Abschnitt II – Grundgehalt, Leistungsbezüge an Hochschulen → Unterabschnitt 2 – Vorschriften für Beamtinnen und Beamte der Besoldungsordnung A und B

Titel: Gesetz des Landes Schleswig-Holstein über die Besoldung der Beamtinnen und Beamten sowie Richterinnen und Richter (Besoldungsgesetz Schleswig-Holstein - SHBesG)

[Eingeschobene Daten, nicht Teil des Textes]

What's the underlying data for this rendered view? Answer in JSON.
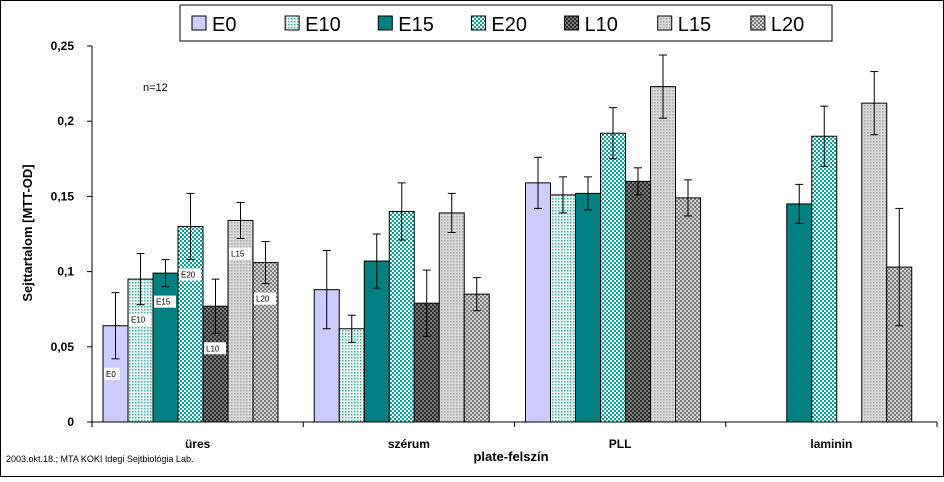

Normgeber: Schleswig-Holstein
Amtliche Abkürzung: SHBesG
Gliederungs-Nr.: 2032-20
Normtyp: Gesetz

(1) Die Landesregierung wird ermächtigt durch Verordnung nach Maßgabe sachgerechter Bewertung Obergrenzen für die Zahl der Beförderungsämter der Beamtinnen und Beamten der in § 1 Abs. 1 Nr. 1 und 3 genannten Dienstherren festzulegen. Dabei sind Besonderheiten der einzelnen Laufbahnen und Funktionen zu berücksichtigen sowie Bestimmungen zur befristeten Überschreitung von Stellenobergrenzen bei organisatorischen Veränderungen zu treffen. Das Dienstleistungszentrum Personal wird ermächtigt, nach Maßgabe sachgerechter Bewertung von der Stellenobergrenzenverordnung abzuweichen.

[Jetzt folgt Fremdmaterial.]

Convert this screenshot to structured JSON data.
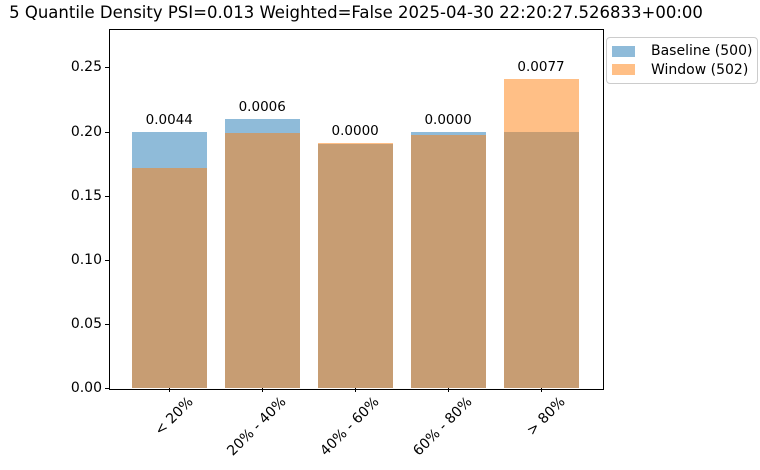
{
  "figure": {
    "title": "5 Quantile Density PSI=0.013 Weighted=False 2025-04-30 22:20:27.526833+00:00"
  },
  "legend": {
    "entries": [
      {
        "label": "Baseline (500)",
        "color": "#8FBBD9"
      },
      {
        "label": "Window (502)",
        "color": "#FFBF86"
      }
    ]
  },
  "chart_data": {
    "type": "bar",
    "title": "5 Quantile Density PSI=0.013 Weighted=False 2025-04-30 22:20:27.526833+00:00",
    "categories": [
      "< 20%",
      "20% - 40%",
      "40% - 60%",
      "60% - 80%",
      "> 80%"
    ],
    "series": [
      {
        "name": "Baseline (500)",
        "color": "#8FBBD9",
        "values": [
          0.2,
          0.21,
          0.19,
          0.2,
          0.2
        ]
      },
      {
        "name": "Window (502)",
        "color": "#FFBF86",
        "values": [
          0.1713,
          0.1992,
          0.1912,
          0.1972,
          0.241
        ]
      }
    ],
    "overlap_color": "#C79D73",
    "bar_labels": [
      "0.0044",
      "0.0006",
      "0.0000",
      "0.0000",
      "0.0077"
    ],
    "yticks": [
      0.0,
      0.05,
      0.1,
      0.15,
      0.2,
      0.25
    ],
    "ytick_labels": [
      "0.00",
      "0.05",
      "0.10",
      "0.15",
      "0.20",
      "0.25"
    ],
    "ylim": [
      0,
      0.28
    ],
    "xlabel": "",
    "ylabel": "",
    "grid": false,
    "bar_style": "overlapping semi-transparent (alpha 0.5), not stacked",
    "xtick_rotation": 45,
    "legend_position": "upper right, outside axes"
  }
}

(2) Das Ministerium für Inneres und Bundesangelegenheiten wird ermächtigt, im Einvernehmen mit dem für das Besoldungsrecht zuständigen Ministerium durch Verordnung nach Maßgabe sachgerechter Bewertung Obergrenzen für die Zahl der Beförderungsämter der Beamtinnen und Beamten der in § 1 Abs. 1 Nr. 2 genannten Dienstherren festzulegen. Dabei sind Besonderheiten der einzelnen Laufbahnen und Funktionen zu berücksichtigen sowie Bestimmungen zur befristeten Überschreitung von Stellenobergrenzen bei organisatorischen Veränderungen zu treffen.